En la vida nadie hace nada a cambio de nada. Y es evidente que la gratuidad de Facebook y otros servicios similares implica que alguien está pagando por todos los usuarios que acceden al servicio gratis. Facebook no obliga a nadie a publicar en la plataforma tecnológica su vida íntima. Lo hacen todos los días los usuarios por su propia voluntad, movidos por el señuelo de una visibilidad virtual y planetaria que apela a la pulsión humana más poderosa que existe: la vanidad. ¿No es acaso eso mismo la política posmoderna? Todos vendemos algo en las redes: nuestro trabajo, nuestra vida, las imágenes de nuestros hijos, nuestras filias y algunas fobias. Parece ingenuo pensar que todo esto, cuyo valor sólo descubrimos el día que sabemos que hay alguien capaz de pagar dinero por esta información, no iba a comercializarse.
Todos vendemos algo en las redes: nuestro trabajo, nuestra vida, las imágenes de nuestros hijos, nuestras filias y algunas fobias. Parece ingenuo pensar que todo esto no iba a comercializarse
Tampoco resulta muy sólido el argumento de que la explotación comercial de estos datos para fines publicitarios es conceptualmente diferente a su uso para fines políticos. ¿Existe alguna diferencia entre la publicidad y la propaganda? La cultura digital, pese a todas sus virtudes, no busca retratar el mundo y analizar la realidad, sino distribuir mercancías --eso somos en este nuevo capitalismo spam-- y facturar como si no hubiera mañana. El negocio de Amazon es la distribución global. La mina de oro de Google es el conocimiento exacto de los deseos cósmicos. Y el activo más valioso de Facebook es el retrato matemático de la personalidad de sus usuarios. Su crisis de reputación probablemente será pasajera, pero también dejará huella en la memoria. Eso explica quizás que la compañía de Zuckerberg no esté haciendo gran cosa para combatir el desprestigio de su imagen. Es imposible.

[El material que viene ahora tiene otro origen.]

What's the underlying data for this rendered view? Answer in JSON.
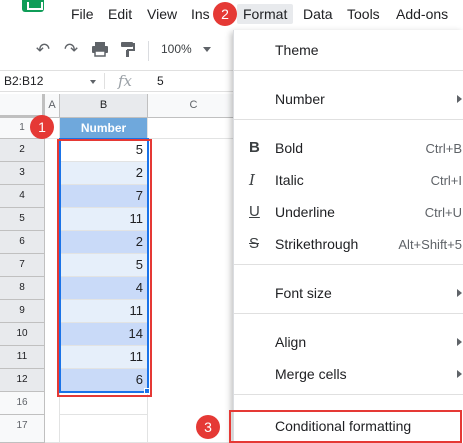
{
  "menubar": {
    "items": [
      "File",
      "Edit",
      "View",
      "Ins",
      "Format",
      "Data",
      "Tools",
      "Add-ons"
    ]
  },
  "toolbar": {
    "zoom": "100%"
  },
  "formula_bar": {
    "name_box": "B2:B12",
    "fx": "fx",
    "value": "5"
  },
  "grid": {
    "columns": [
      "A",
      "B",
      "C"
    ],
    "rows": [
      "1",
      "2",
      "3",
      "4",
      "5",
      "6",
      "7",
      "8",
      "9",
      "10",
      "11",
      "12",
      "16",
      "17"
    ],
    "header": "Number",
    "values": [
      "5",
      "2",
      "7",
      "11",
      "2",
      "5",
      "4",
      "11",
      "14",
      "11",
      "6"
    ]
  },
  "format_menu": {
    "theme": "Theme",
    "number": "Number",
    "bold": "Bold",
    "bold_shortcut": "Ctrl+B",
    "italic": "Italic",
    "italic_shortcut": "Ctrl+I",
    "underline": "Underline",
    "underline_shortcut": "Ctrl+U",
    "strikethrough": "Strikethrough",
    "strikethrough_shortcut": "Alt+Shift+5",
    "font_size": "Font size",
    "align": "Align",
    "merge_cells": "Merge cells",
    "conditional_formatting": "Conditional formatting"
  },
  "steps": [
    "1",
    "2",
    "3"
  ],
  "colors": {
    "accent_red": "#e53935",
    "selection_blue": "#1a73e8",
    "header_fill": "#6fa8dc"
  }
}
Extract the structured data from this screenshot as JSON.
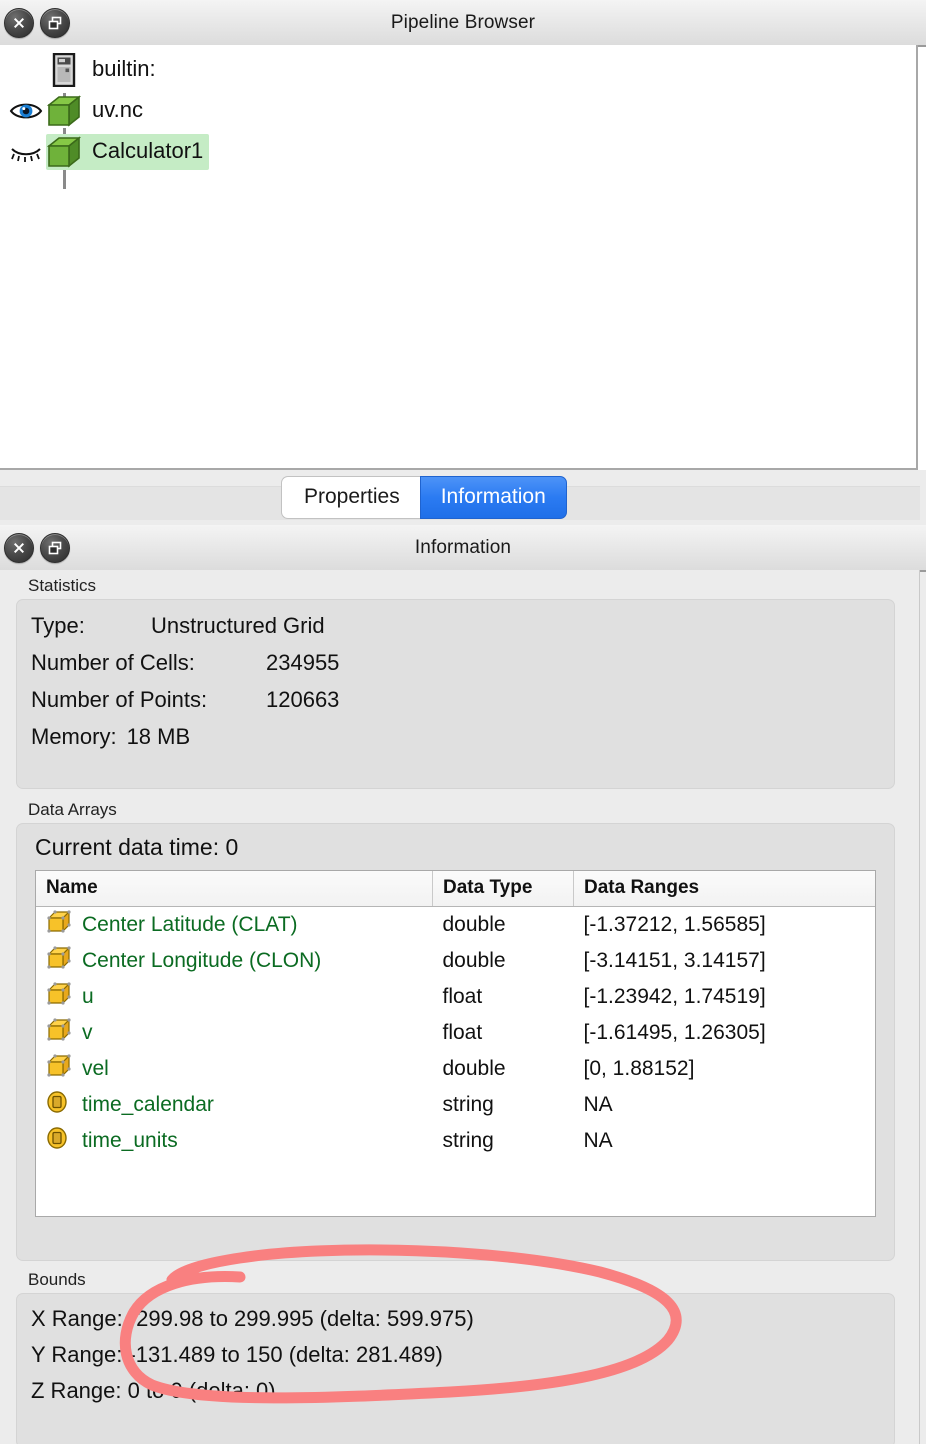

Sus gurús, de todas formas, dan por hecho que la tormenta cesará y todo volverá a su cauce: la gente seguirá usando la plataforma a pesar de la campaña que ahora anima a borrar sus cuentas. Los hábitos sociales son la cosa más difícil de cambiar que existe. Pesan más incluso que la conciencia, que es un fruto extraño. Lo paradójico es que este escándalo digital tenga exactamente el mismo origen que explica el suicidio de los medios de comunicación tradicionales: la errónea decisión empresarial de vender a sus clientes a los grupos de poder económico y político en lugar de caminar justo en la dirección contraria. Son los demonios de la red, cuya presencia es fácil de detectar: aparecen siempre que se confunde el periodismo con la comunicación.